In The Quiet
IN THE QUIET, tucked away side of the island, far from the open lake, a boulder has stood for, oh, about 10,000 years. Give or take, since the retreat of the last glacier. For all those millennia, nothing happened with that boulder. The bark canoes of the Anishinaabe passed by, the brigades of the fur traders, the arrival of lumbermen and miners and later commercial fishermen and resorters. 30 years ago we came to the island.
In all that time, the boulder never moved. But there began —100, 500, 2,000, 5,000 years ago—to be a small crack. It widened slowly, incrementally. Not enough so you could even notice over 30 years, but it was there. I used to like to look through that crack and get an interestingly framed view of the lake. Then one day I came back to my boulder and something was different. Where nothing had changed for 10,000 years, something had changed. Something had moved! The crack had widened just enough, gravity had pulled, and half the great rock had fallen into the still water of the little bay. I had been there only 3 days earlier, and the boulder stood still as ever. As it always had.
How I wished I had been there to see the moment, to hear the splash. But I could only imagine it. Yet the imagining is important. Sometimes we think that because something has always been, it will always be.

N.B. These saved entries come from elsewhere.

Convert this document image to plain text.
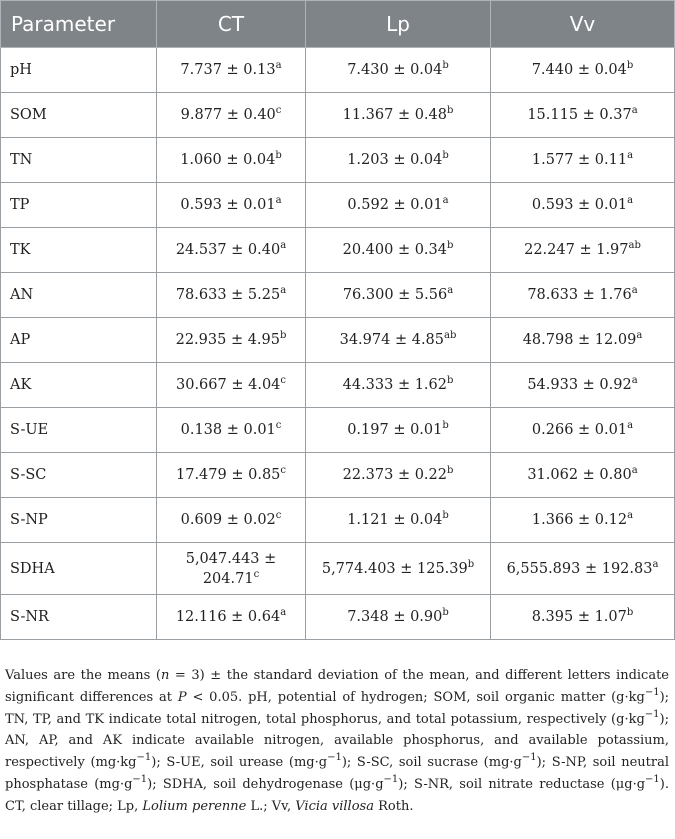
Parameter	CT	Lp	Vv
pH	7.737 ± 0.13$^a$	7.430 ± 0.04$^b$	7.440 ± 0.04$^b$
SOM	9.877 ± 0.40$^c$	11.367 ± 0.48$^b$	15.115 ± 0.37$^a$
TN	1.060 ± 0.04$^b$	1.203 ± 0.04$^b$	1.577 ± 0.11$^a$
TP	0.593 ± 0.01$^a$	0.592 ± 0.01$^a$	0.593 ± 0.01$^a$
TK	24.537 ± 0.40$^a$	20.400 ± 0.34$^b$	22.247 ± 1.97$^{ab}$
AN	78.633 ± 5.25$^a$	76.300 ± 5.56$^a$	78.633 ± 1.76$^a$
AP	22.935 ± 4.95$^b$	34.974 ± 4.85$^{ab}$	48.798 ± 12.09$^a$
AK	30.667 ± 4.04$^c$	44.333 ± 1.62$^b$	54.933 ± 0.92$^a$
S-UE	0.138 ± 0.01$^c$	0.197 ± 0.01$^b$	0.266 ± 0.01$^a$
S-SC	17.479 ± 0.85$^c$	22.373 ± 0.22$^b$	31.062 ± 0.80$^a$
S-NP	0.609 ± 0.02$^c$	1.121 ± 0.04$^b$	1.366 ± 0.12$^a$
SDHA	5,047.443 ±
204.71$^c$	5,774.403 ± 125.39$^b$	6,555.893 ± 192.83$^a$
S-NR	12.116 ± 0.64$^a$	7.348 ± 0.90$^b$	8.395 ± 1.07$^b$
Values are the means (n = 3) ± the standard deviation of the mean, and different letters indicate significant differences at P < 0.05. pH, potential of hydrogen; SOM, soil organic matter $(g\cdot kg^{-1})$; TN, TP, and TK indicate total nitrogen, total phosphorus, and total potassium, respectively $(g\cdot kg^{-1})$; AN, AP, and AK indicate available nitrogen, available phosphorus, and available potassium, respectively $(mg\cdot kg^{-1})$; S-UE, soil urease $(mg\cdot g^{-1})$; S-SC, soil sucrase $(mg\cdot g^{-1})$; S-NP, soil neutral phosphatase $(mg\cdot g^{-1})$; SDHA, soil dehydrogenase $(\mu g\cdot g^{-1})$; S-NR, soil nitrate reductase $(\mu g\cdot g^{-1})$. CT, clear tillage; Lp, Lolium perenne L.; Vv, Vicia villosa Roth.
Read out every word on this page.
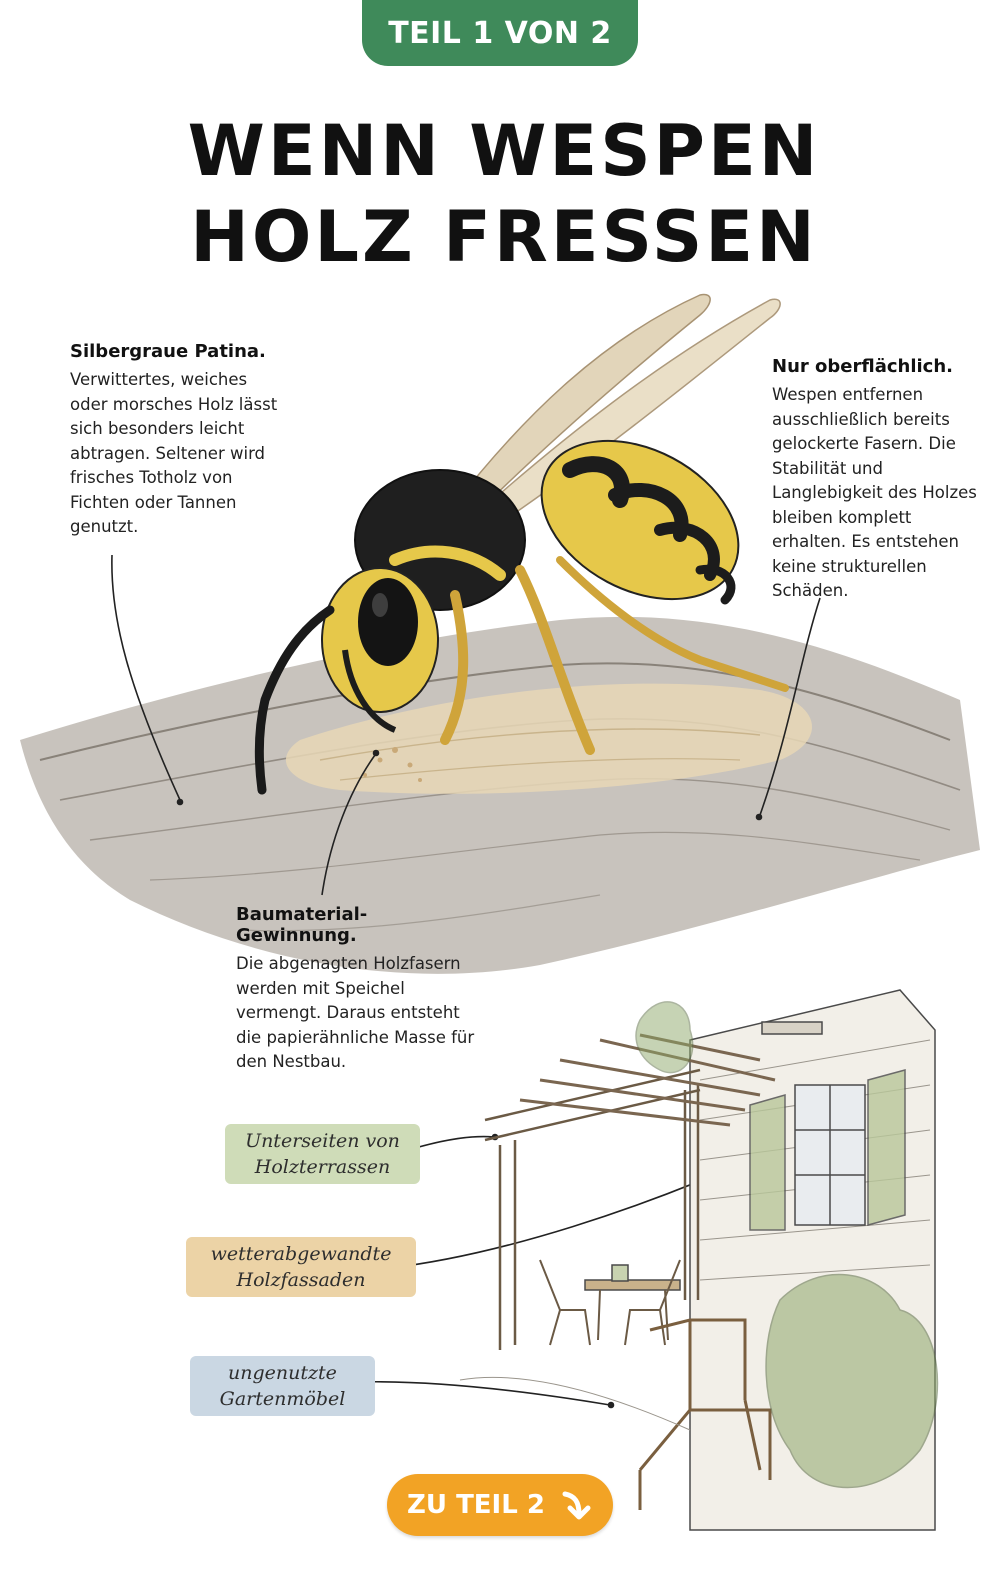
TEIL 1 VON 2
WENN WESPEN
HOLZ FRESSEN
Silbergraue Patina.

Verwittertes, weiches oder morsches Holz lässt sich besonders leicht abtragen. Seltener wird frisches Totholz von Fichten oder Tannen genutzt.

Nur oberflächlich.

Wespen entfernen ausschließlich bereits gelockerte Fasern. Die Stabilität und Langlebigkeit des Holzes bleiben komplett erhalten. Es entstehen keine strukturellen Schäden.

Baumaterial-Gewinnung.

Die abgenagten Holzfasern werden mit Speichel vermengt. Daraus entsteht die papierähnliche Masse für den Nestbau.

Unterseiten von
Holzterrassen
wetterabgewandte
Holzfassaden
ungenutzte
Gartenmöbel
ZU TEIL 2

Often the change we hope for or long for seems forever in coming. But change does come. In its own time. Perhaps even in geologic time. In boulder time. We may not be there to hear it or see it, or even expect it, but change is coming.
Of course, I love that fact that my boulder is still there. I like to look at the clean, sharp angles, and to admire the fresh, white plane of newly exposed rock, bright against the green forest, sometimes catching a ray of morning sunlight.